- From: Thomas Roessler <tlr@w3.org>
- Date: Wed, 23 May 2007 22:01:40 +0200
- To: WSC WG <public-wsc-wg@w3.org>
The minutes from last week's meeting were accepted.
http://www.w3.org/2007/05/16-wsc-minutes
A text version is included.
--
Thomas Roessler, W3C <tlr@w3.org>
[1]W3C
WSC WG weekly
16 May 2007
[2]Agenda
See also: [3]IRC log
Attendees
Present
Shawn, Thomas, Johnath, jvkrey, asaldhan, yngve, ses, Hal_Lockhart,
Tyler, PHB, rachna, Bill_Doyle, johnath, Audian
Regrets
MEZ, Maritza, Chuck, MichaelMcC, beltzner, DanSchutzer, SergeEgelman,
PaulHill
Chair
tlr
Scribe
yngve
Contents
* [4]Topics
1. [5]administrivia
2. [6]approve last meeting's minutes,
http://www.w3.org/2007/05/02-wsc-minutes
3. [7]Action item closures, ACTION-185, ACTION-186, ACTION-168
4. [8]Review recommendation template and state of adoption
http://www.w3.org/2006/WSC/wiki/RecommendationDisplayProposals/Reco
Templ
5. [9]Face-to-face planning
6. [10]IdentitySignal http://www.w3.org/2006/WSC/wiki/IdentitySignal
7. [11]Following up on DNSSEC indicator discussion
http://lists.w3.org/Archives/Public/public-wsc-wg/2007Apr/0354.html
8. [12]Rachna's proposal, if any (ACTION-213)

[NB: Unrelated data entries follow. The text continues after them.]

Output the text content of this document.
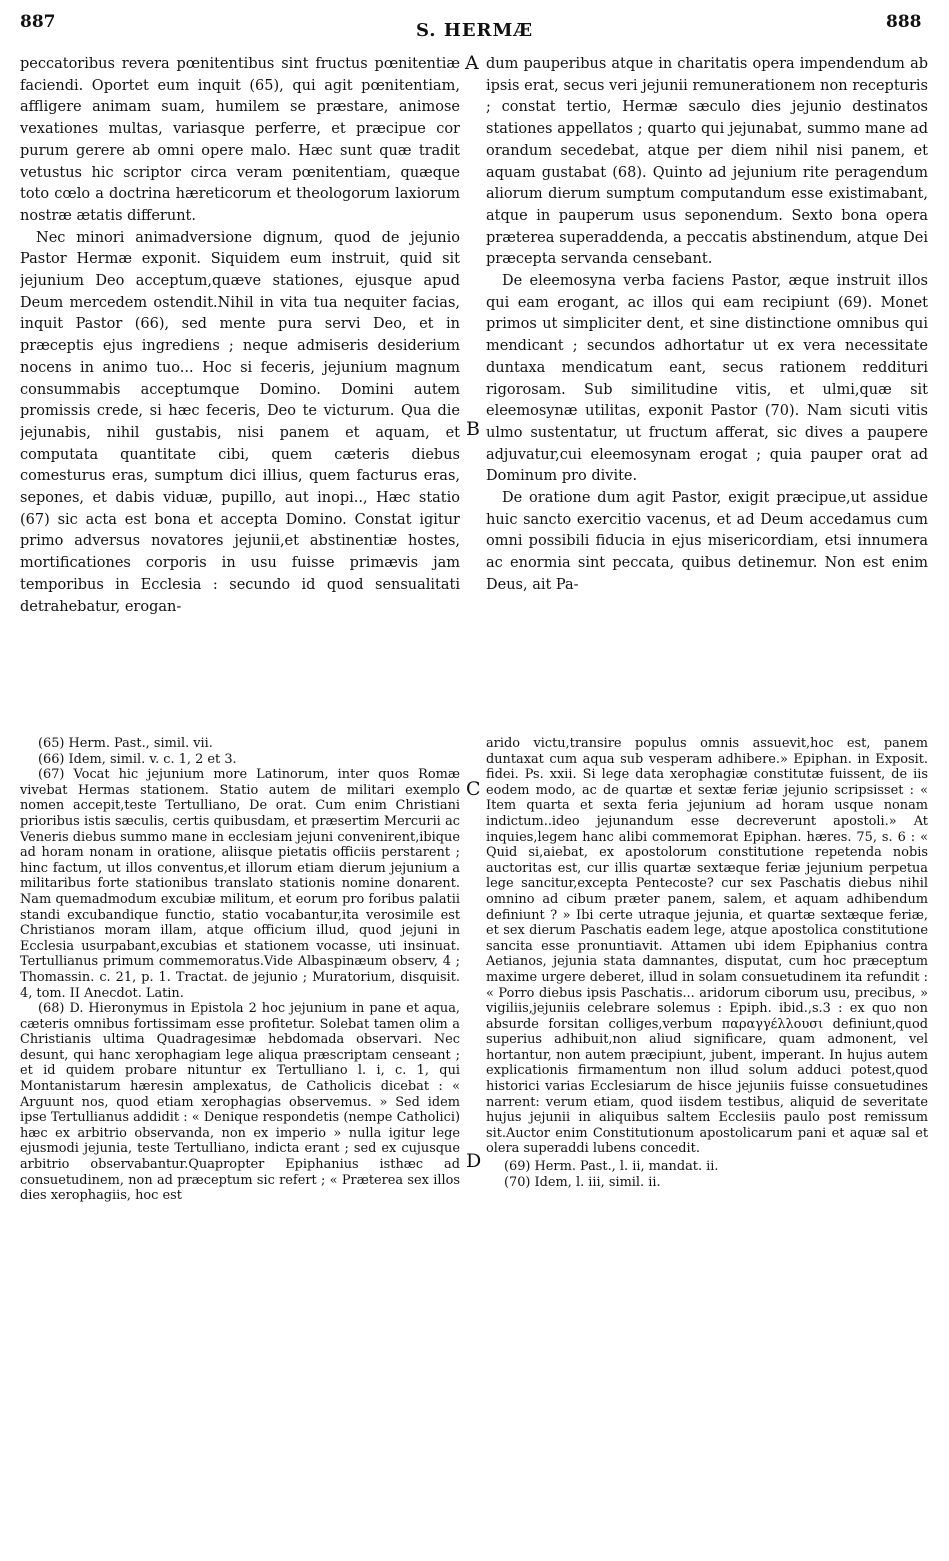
887	S. HERMÆ	888
A
B
C
D

peccatoribus revera pœnitentibus sint fructus pœnitentiæ faciendi. Oportet eum inquit (65), qui agit pœnitentiam, affligere animam suam, humilem se præstare, animose vexationes multas, variasque perferre, et præcipue cor purum gerere ab omni opere malo. Hæc sunt quæ tradit vetustus hic scriptor circa veram pœnitentiam, quæque toto cœlo a doctrina hæreticorum et theologorum laxiorum nostræ ætatis differunt.

Nec minori animadversione dignum, quod de jejunio Pastor Hermæ exponit. Siquidem eum instruit, quid sit jejunium Deo acceptum,quæve stationes, ejusque apud Deum mercedem ostendit.Nihil in vita tua nequiter facias, inquit Pastor (66), sed mente pura servi Deo, et in præceptis ejus ingrediens ; neque admiseris desiderium nocens in animo tuo... Hoc si feceris, jejunium magnum consummabis acceptumque Domino. Domini autem promissis crede, si hæc feceris, Deo te victurum. Qua die jejunabis, nihil gustabis, nisi panem et aquam, et computata quantitate cibi, quem cæteris diebus comesturus eras, sumptum dici illius, quem facturus eras, sepones, et dabis viduæ, pupillo, aut inopi.., Hæc statio (67) sic acta est bona et accepta Domino. Constat igitur primo adversus novatores jejunii,et abstinentiæ hostes, mortificationes corporis in usu fuisse primævis jam temporibus in Ecclesia : secundo id quod sensualitati detrahebatur, erogan-

dum pauperibus atque in charitatis opera impendendum ab ipsis erat, secus veri jejunii remunerationem non recepturis ; constat tertio, Hermæ sæculo dies jejunio destinatos stationes appellatos ; quarto qui jejunabat, summo mane ad orandum secedebat, atque per diem nihil nisi panem, et aquam gustabat (68). Quinto ad jejunium rite peragendum aliorum dierum sumptum computandum esse existimabant, atque in pauperum usus seponendum. Sexto bona opera præterea superaddenda, a peccatis abstinendum, atque Dei præcepta servanda censebant.

De eleemosyna verba faciens Pastor, æque instruit illos qui eam erogant, ac illos qui eam recipiunt (69). Monet primos ut simpliciter dent, et sine distinctione omnibus qui mendicant ; secundos adhortatur ut ex vera necessitate duntaxa mendicatum eant, secus rationem reddituri rigorosam. Sub similitudine vitis, et ulmi,quæ sit eleemosynæ utilitas, exponit Pastor (70). Nam sicuti vitis ulmo sustentatur, ut fructum afferat, sic dives a paupere adjuvatur,cui eleemosynam erogat ; quia pauper orat ad Dominum pro divite.

De oratione dum agit Pastor, exigit præcipue,ut assidue huic sancto exercitio vacenus, et ad Deum accedamus cum omni possibili fiducia in ejus misericordiam, etsi innumera ac enormia sint peccata, quibus detinemur. Non est enim Deus, ait Pa-

(65) Herm. Past., simil. vii.

(66) Idem, simil. v. c. 1, 2 et 3.

(67) Vocat hic jejunium more Latinorum, inter quos Romæ vivebat Hermas stationem. Statio autem de militari exemplo nomen accepit,teste Tertulliano, De orat. Cum enim Christiani prioribus istis sæculis, certis quibusdam, et præsertim Mercurii ac Veneris diebus summo mane in ecclesiam jejuni convenirent,ibique ad horam nonam in oratione, aliisque pietatis officiis perstarent ; hinc factum, ut illos conventus,et illorum etiam dierum jejunium a militaribus forte stationibus translato stationis nomine donarent. Nam quemadmodum excubiæ militum, et eorum pro foribus palatii standi excubandique functio, statio vocabantur,ita verosimile est Christianos moram illam, atque officium illud, quod jejuni in Ecclesia usurpabant,excubias et stationem vocasse, uti insinuat. Tertullianus primum commemoratus.Vide Albaspinæum observ, 4 ; Thomassin. c. 21, p. 1. Tractat. de jejunio ; Muratorium, disquisit. 4, tom. II Anecdot. Latin.

(68) D. Hieronymus in Epistola 2 hoc jejunium in pane et aqua, cæteris omnibus fortissimam esse profitetur. Solebat tamen olim a Christianis ultima Quadragesimæ hebdomada observari. Nec desunt, qui hanc xerophagiam lege aliqua præscriptam censeant ; et id quidem probare nituntur ex Tertulliano l. i, c. 1, qui Montanistarum hæresin amplexatus, de Catholicis dicebat : « Arguunt nos, quod etiam xerophagias observemus. » Sed idem ipse Tertullianus addidit : « Denique respondetis (nempe Catholici) hæc ex arbitrio observanda, non ex imperio » nulla igitur lege ejusmodi jejunia, teste Tertulliano, indicta erant ; sed ex cujusque arbitrio observabantur.Quapropter Epiphanius isthæc ad consuetudinem, non ad præceptum sic refert ; « Præterea sex illos dies xerophagiis, hoc est

arido victu,transire populus omnis assuevit,hoc est, panem duntaxat cum aqua sub vesperam adhibere.» Epiphan. in Exposit. fidei. Ps. xxii. Si lege data xerophagiæ constitutæ fuissent, de iis eodem modo, ac de quartæ et sextæ feriæ jejunio scripsisset : « Item quarta et sexta feria jejunium ad horam usque nonam indictum..ideo jejunandum esse decreverunt apostoli.» At inquies,legem hanc alibi commemorat Epiphan. hæres. 75, s. 6 : « Quid si,aiebat, ex apostolorum constitutione repetenda nobis auctoritas est, cur illis quartæ sextæque feriæ jejunium perpetua lege sancitur,excepta Pentecoste? cur sex Paschatis diebus nihil omnino ad cibum præter panem, salem, et aquam adhibendum definiunt ? » Ibi certe utraque jejunia, et quartæ sextæque feriæ, et sex dierum Paschatis eadem lege, atque apostolica constitutione sancita esse pronuntiavit. Attamen ubi idem Epiphanius contra Aetianos, jejunia stata damnantes, disputat, cum hoc præceptum maxime urgere deberet, illud in solam consuetudinem ita refundit : « Porro diebus ipsis Paschatis... aridorum ciborum usu, precibus, » vigiliis,jejuniis celebrare solemus : Epiph. ibid.,s.3 : ex quo non absurde forsitan colliges,verbum παραγγέλλουσι definiunt,quod superius adhibuit,non aliud significare, quam admonent, vel hortantur, non autem præcipiunt, jubent, imperant. In hujus autem explicationis firmamentum non illud solum adduci potest,quod historici varias Ecclesiarum de hisce jejuniis fuisse consuetudines narrent: verum etiam, quod iisdem testibus, aliquid de severitate hujus jejunii in aliquibus saltem Ecclesiis paulo post remissum sit.Auctor enim Constitutionum apostolicarum pani et aquæ sal et olera superaddi lubens concedit.

(69) Herm. Past., l. ii, mandat. ii.

(70) Idem, l. iii, simil. ii.
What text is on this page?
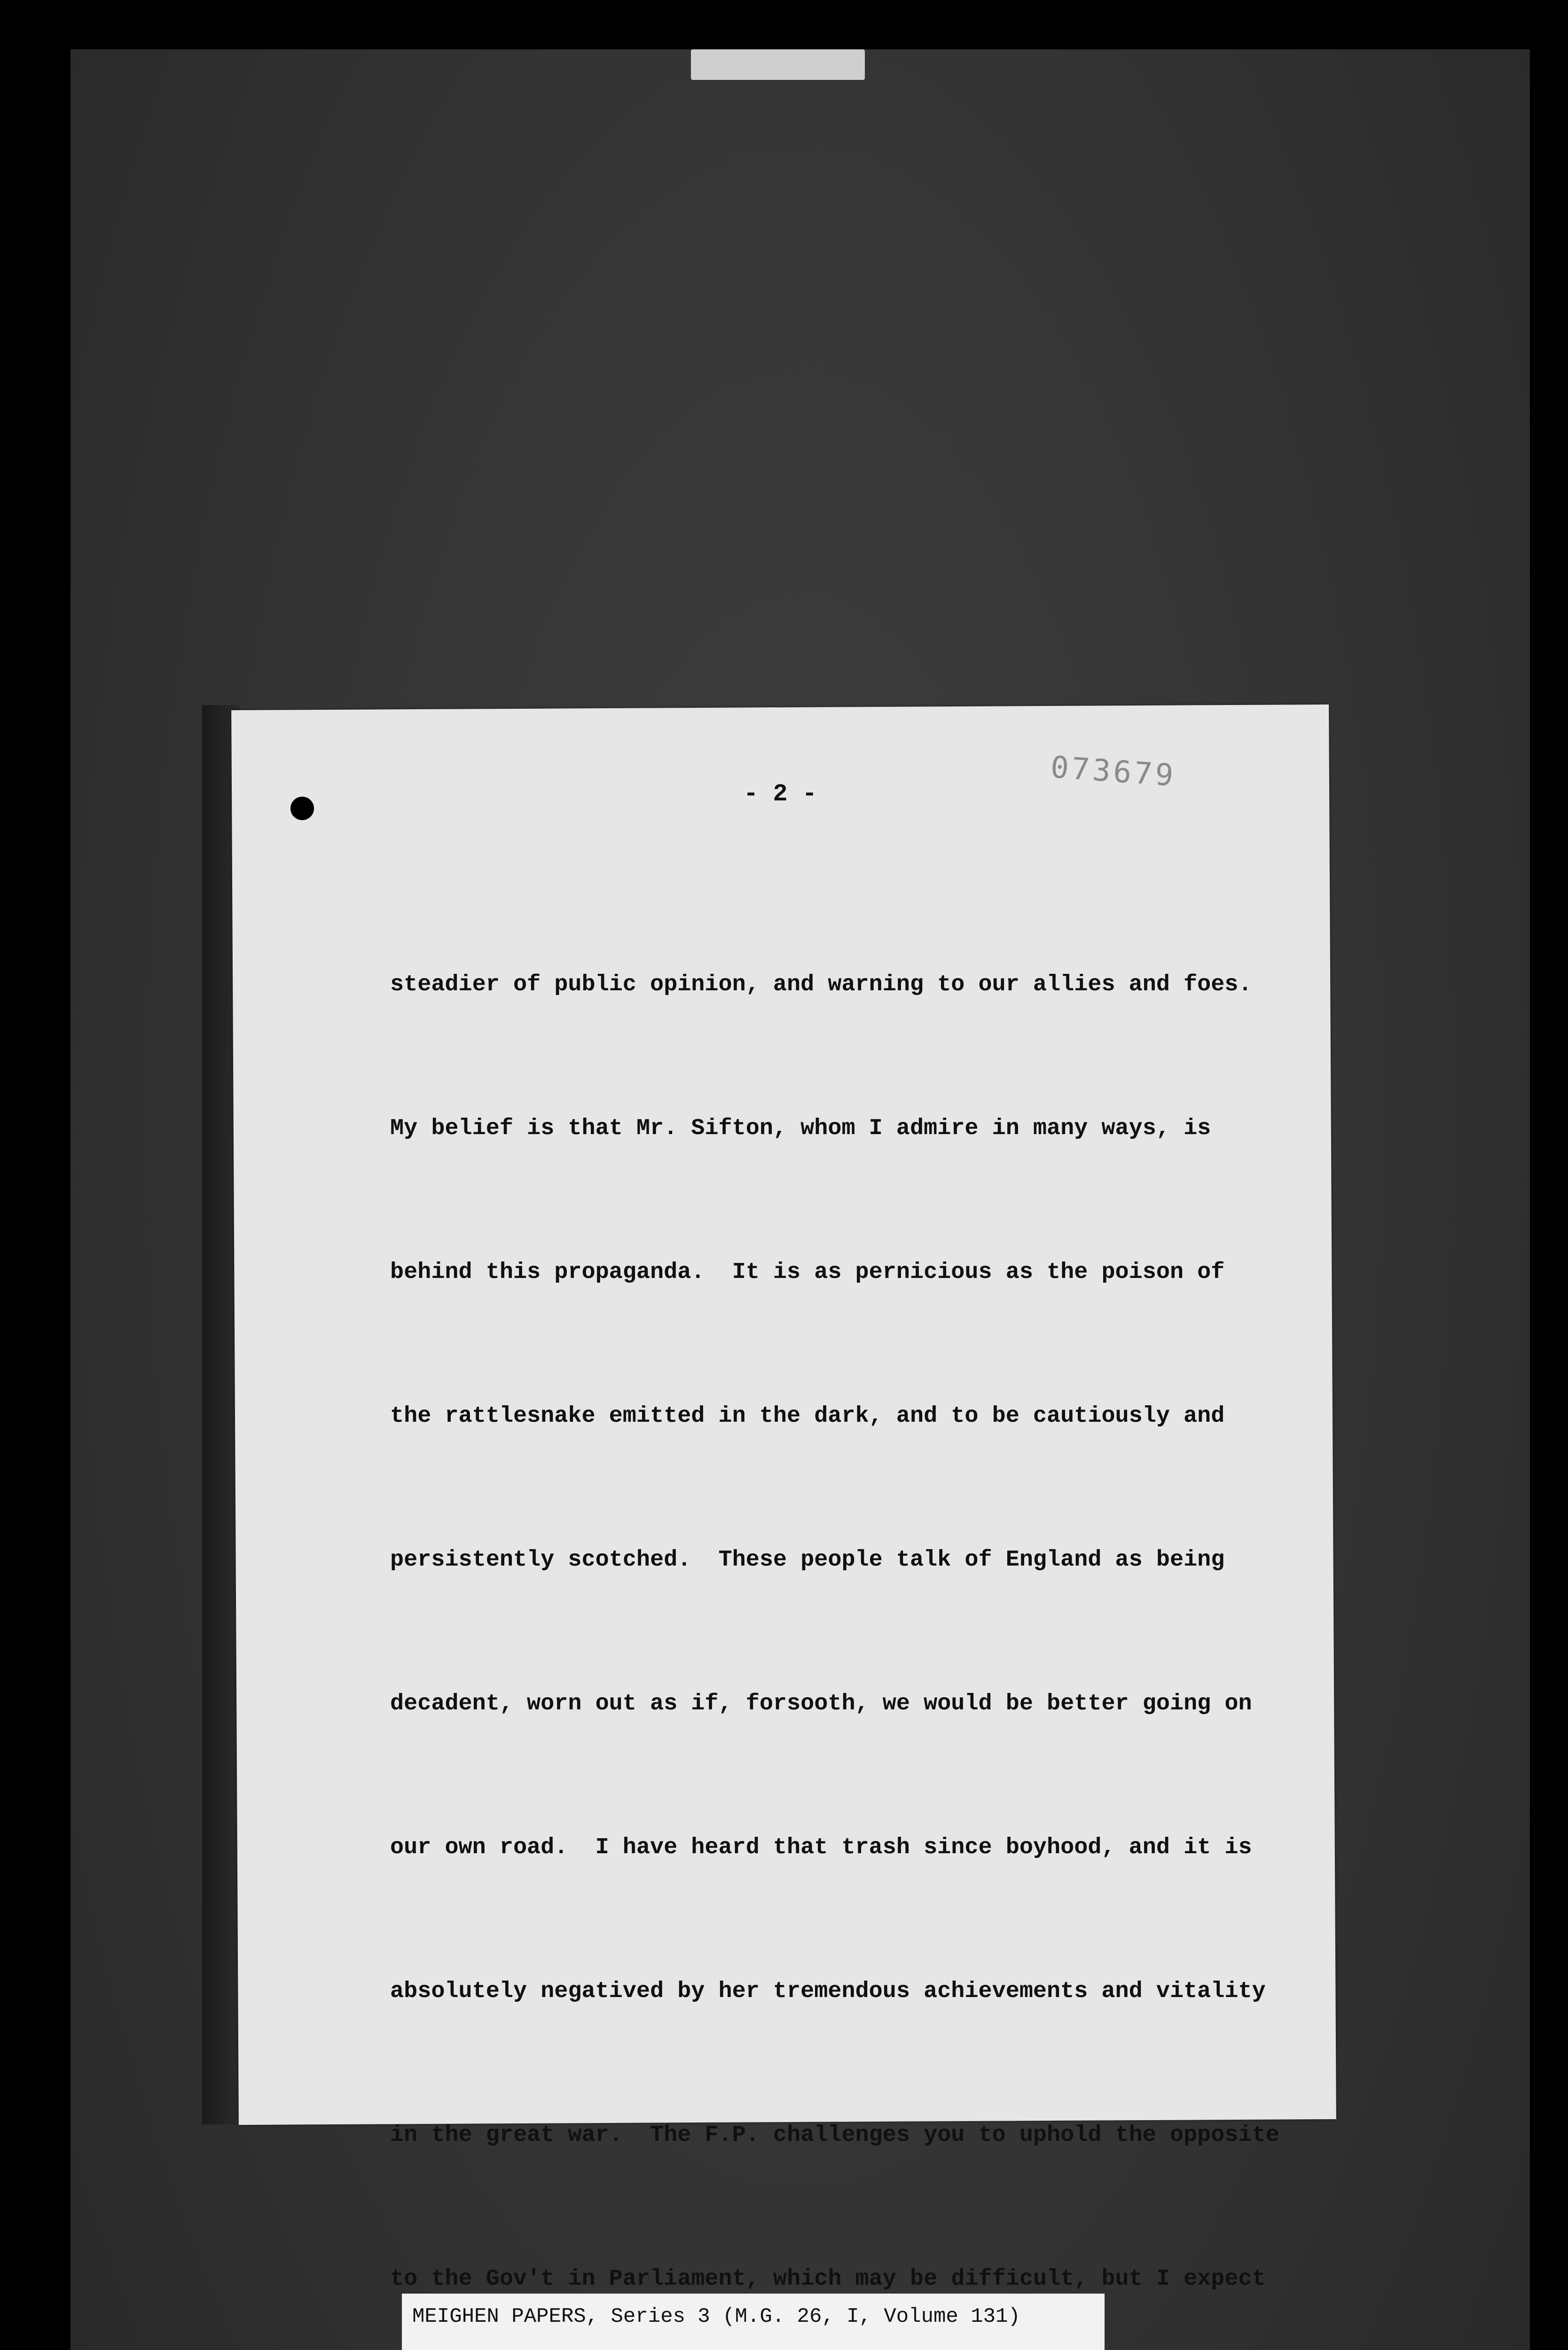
- 2 -
073679

steadier of public opinion, and warning to our allies and foes.

My belief is that Mr. Sifton, whom I admire in many ways, is

behind this propaganda.  It is as pernicious as the poison of

the rattlesnake emitted in the dark, and to be cautiously and

persistently scotched.  These people talk of England as being

decadent, worn out as if, forsooth, we would be better going on

our own road.  I have heard that trash since boyhood, and it is

absolutely negatived by her tremendous achievements and vitality

in the great war.  The F.P. challenges you to uphold the opposite

to the Gov't in Parliament, which may be difficult, but I expect

MEIGHEN PAPERS, Series 3 (M.G. 26, I, Volume 131)
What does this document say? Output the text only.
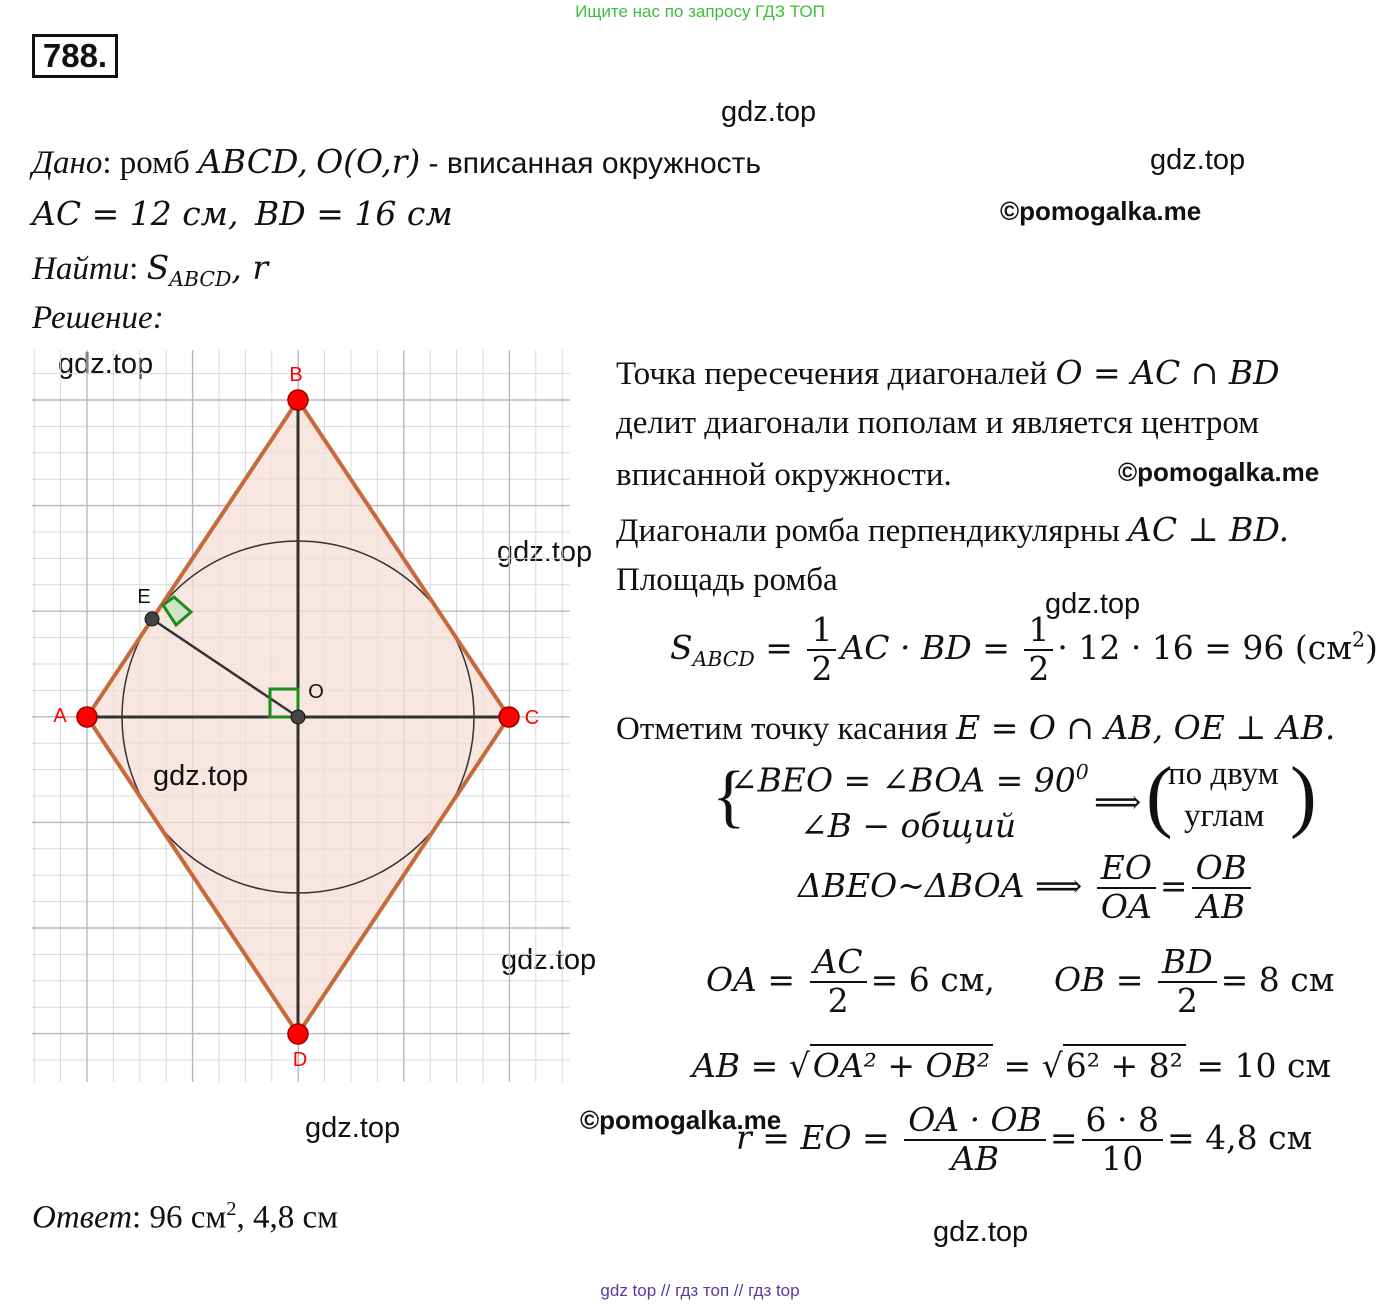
Ищите нас по запросу ГДЗ ТОП
788.
gdz.top
gdz.top
©pomogalka.me
gdz.top
©pomogalka.me
gdz.top
gdz.top
gdz.top
©pomogalka.me
gdz.top
gdz.top
Дано: ромб ABCD, O(O,r) - вписанная окружность
AC = 12 см, BD = 16 см
Найти: $S_{ABCD}$, r
Решение:
B
C
D
A
E
O
gdz.top
Точка пересечения диагоналей O = AC ∩ BD
делит диагонали пополам и является центром
вписанной окружности.
Диагонали ромба перпендикулярны AC ⊥ BD.
Площадь ромба
$S_{ABCD} = \frac{1}{2}$ AC · BD = $\frac{1}{2} \cdot 12 \cdot 16 = 96$ $(см^2)$
Отметим точку касания E = O ∩ AB, OE ⊥ AB.
{
∠BEO = ∠BOA = $90^0$
∠B − общий
⟹ (
по двум
углам )
ΔBEO~ΔBOA ⟹ $\frac{EO}{OA} = \frac{OB}{AB}$
OA = $\frac{AC}{2} = 6$ см, OB = $\frac{BD}{2} = 8$ см
AB = √OA² + OB² = √6² + 8² = 10 см
r = EO = $\frac{OA \cdot OB}{AB} = \frac{6 \cdot 8}{10} = 4,8$ см
Ответ: 96 $см^2$, 4,8 см
gdz top // гдз топ // гдз top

9. [13]RobustSecurityIndicators
http://www.w3.org/2006/WSC/wiki/RobustSecurityIndicators
10. [14]Secure Letterhead
* [15]Summary of Action Items
_________________________________________________________________
administrivia
<tlr> ScribeNick: yngve
<ses> Advance regrets for next meeting --- it's during IEEE Security and
Privacy (Oakland)
approve last meeting's minutes, [16]http://www.w3.org/2007/05/02-wsc-minutes
tlr: minutes accepted
Action item closures, ACTION-185, ACTION-186, ACTION-168
diffmk highlights changes ?
tlr: yes
<tlr> ACTION-185, ACTION-186, ACTION-168 to be closed
Review recommendation template and state of adoption
[17]http://www.w3.org/2006/WSC/wiki/RecommendationDisplayProposals/RecoTempl
tyler: two people looked at it.
... yngve has worked with the template
<tlr> RecRevisitingPastDecisions
<tlr>
[18]http://lists.w3.org/Archives/Public/public-wsc-wg/2007May/0023.html
<rachna> I have a question about the template content.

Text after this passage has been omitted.